Noble goals and early days but a worthwhile and much needed set of functionality
What should the openstack-announce mailing list be ?
Tom Fifield kicked off a thread discussing what the best use of the mailing list is from herein. Originally conceived as a low traffic read-only list he makes the point that with the addition of more (arguably) developer oriented content it’s become rather high traffic. The concern being this appears to have put some folk off with them either filtering the list or unsubscribing – and so possibly missing the urgent content such as security notifications.
While there has been a little discussion since his first post on Friday input from a broad range of readers would be welcome.
Is booting a Linux VM important for certified OpenStack interoperability ?
On behalf of the DefCore Committee Egle Sigler asks for feedback on whether the ability to boot a Linux VM should be required for certified OpenStack interoperability. A quick glance at the comments in the review cited suggests this is anything but a simple topic particularly once you consider containers and bare metal clouds in an environment…
Autoscaling both clusters and containers
Ryan Rossiter kicked off an interesting thread about autoscaling both containers and clusters. Essentially have the ability for a cluster to expand when the concentration of containers gets too high. Evidently there was some discussion about this in Tokyo with at least one demo being given using Senlin interfacing to Magnum to autoscale.
Developer Mailing List Digest
Originally a section within the OpenStack Community Newsletter, Mike Perez’ excellent openstack-dev digest is now available as a digest sent to the openstack-dev mailing list as well as being posted on the OpenStack Foundation’s blog. I commend it to you if you’re after a deeper and/or more technical analysis than Lwood or other sources provide. Here are the links to the Digest for November 7-13 and 14-20.
Discounted documentation changes
While the sprint in question is alas over at the time of writing, this post from Joshua Harlow about the Oslo projects virtual documentation sprint is too well written not to note :)
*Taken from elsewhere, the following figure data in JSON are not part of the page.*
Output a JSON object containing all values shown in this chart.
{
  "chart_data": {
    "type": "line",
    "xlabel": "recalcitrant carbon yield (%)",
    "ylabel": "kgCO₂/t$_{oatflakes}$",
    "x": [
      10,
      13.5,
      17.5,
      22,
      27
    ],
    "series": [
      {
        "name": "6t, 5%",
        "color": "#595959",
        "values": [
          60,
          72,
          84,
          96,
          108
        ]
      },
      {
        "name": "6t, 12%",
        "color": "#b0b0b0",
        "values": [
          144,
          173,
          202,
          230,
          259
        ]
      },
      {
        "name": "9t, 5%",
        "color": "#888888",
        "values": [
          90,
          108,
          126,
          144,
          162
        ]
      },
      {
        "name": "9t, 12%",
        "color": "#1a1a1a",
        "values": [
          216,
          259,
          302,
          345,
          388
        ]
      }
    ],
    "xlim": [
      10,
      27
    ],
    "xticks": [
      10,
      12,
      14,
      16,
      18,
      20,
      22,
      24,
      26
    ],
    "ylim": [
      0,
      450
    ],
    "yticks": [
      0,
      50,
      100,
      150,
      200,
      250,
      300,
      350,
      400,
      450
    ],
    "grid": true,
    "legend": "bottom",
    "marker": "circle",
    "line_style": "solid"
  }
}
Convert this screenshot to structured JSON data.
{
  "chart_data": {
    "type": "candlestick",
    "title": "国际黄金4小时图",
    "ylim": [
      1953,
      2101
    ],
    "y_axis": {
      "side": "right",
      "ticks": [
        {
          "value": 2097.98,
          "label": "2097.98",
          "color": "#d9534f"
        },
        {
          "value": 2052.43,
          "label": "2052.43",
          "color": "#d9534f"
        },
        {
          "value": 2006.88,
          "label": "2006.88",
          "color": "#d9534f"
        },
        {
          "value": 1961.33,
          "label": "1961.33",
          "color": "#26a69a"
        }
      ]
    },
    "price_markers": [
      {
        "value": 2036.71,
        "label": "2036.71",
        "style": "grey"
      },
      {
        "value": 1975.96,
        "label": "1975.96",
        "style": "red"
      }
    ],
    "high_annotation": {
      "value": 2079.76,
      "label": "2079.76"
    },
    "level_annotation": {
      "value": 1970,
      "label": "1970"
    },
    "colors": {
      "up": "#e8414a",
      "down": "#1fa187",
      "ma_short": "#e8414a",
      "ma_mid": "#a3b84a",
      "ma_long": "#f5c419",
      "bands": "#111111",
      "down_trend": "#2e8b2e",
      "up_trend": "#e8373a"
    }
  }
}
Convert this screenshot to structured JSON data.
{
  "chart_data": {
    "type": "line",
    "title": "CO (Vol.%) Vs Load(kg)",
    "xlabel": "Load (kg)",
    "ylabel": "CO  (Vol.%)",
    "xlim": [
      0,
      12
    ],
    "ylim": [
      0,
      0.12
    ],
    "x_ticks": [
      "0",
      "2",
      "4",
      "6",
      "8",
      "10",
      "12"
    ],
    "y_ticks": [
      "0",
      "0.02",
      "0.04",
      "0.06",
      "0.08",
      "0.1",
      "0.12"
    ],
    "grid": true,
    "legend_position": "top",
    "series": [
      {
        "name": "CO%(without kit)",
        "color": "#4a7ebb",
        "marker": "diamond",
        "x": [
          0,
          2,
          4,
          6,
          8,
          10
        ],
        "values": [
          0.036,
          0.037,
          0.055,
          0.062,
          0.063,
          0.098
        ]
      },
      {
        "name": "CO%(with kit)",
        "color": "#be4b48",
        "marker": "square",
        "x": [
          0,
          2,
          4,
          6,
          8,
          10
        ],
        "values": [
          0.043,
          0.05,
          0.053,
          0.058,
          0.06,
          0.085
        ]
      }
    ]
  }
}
Midcycle dates and locations
A few more midcycle discussions this past week
- [ironic] The Midcycle discussions from last week kicked off by Lucas Alvares seem to have settled on the idea of a virtual midcycle as proposed by Jim Rollenhagen
- [manila] A survey for midcycle attendees/interested persons – Ben Swartzlander
- [cinder] Mitaka Midcycle Sprint is on 26-29 January in North Carolina, USA – Sean McGinnis
Post Mitaka Summit Summaries and Priorities
A few more Summaries and Priority lists rolled in from the Mitaka Summit
- [openstack-ansible] Mitaka Summit Summary by Jesse Pretorius
- [tricircle] Tokyo Summit Summary by Zhipeng Huang
People and Projects
- [keystone][stable] Nominating Lin Hua Cheng for keystone-stable-maint – Steve Martinelli
- [lbaas][octavia] German Eichberger and Brandon Logan stepping down as STLs, Call for Candidates and Proposing Bertrand Lallau as octavia-core – German Eichberger
- [puppet] review the core-reviewer members – removing François Charlier, Dan Bode and Michael Chapman – Emilien Macchi
- [midonet] Ryu Ishimoto is new mide MidoNet PTL – Sandro Mathys
Further Reading & Miscellanea
Don’t forget these excellent sources of OpenStack news :)
- “What’s Up, Doc?” by Lana Brindley
- OpenStack Weekly Community Newsletter by Jay Fankhauser and others
- OpenStack Developer Mailing List Digest by Mike Perez
Closing on a lighter note – this edition of Lwood brought to you by Booker T Jones (Potato Hole & The Road From Memphis), Vinnie Moore (Aerial Visions), The String Contingent (Talk, TSC II), Steve Ray Vaughan (In Step), Tommy Emmanuel (Determination) amongst other excellent tunes.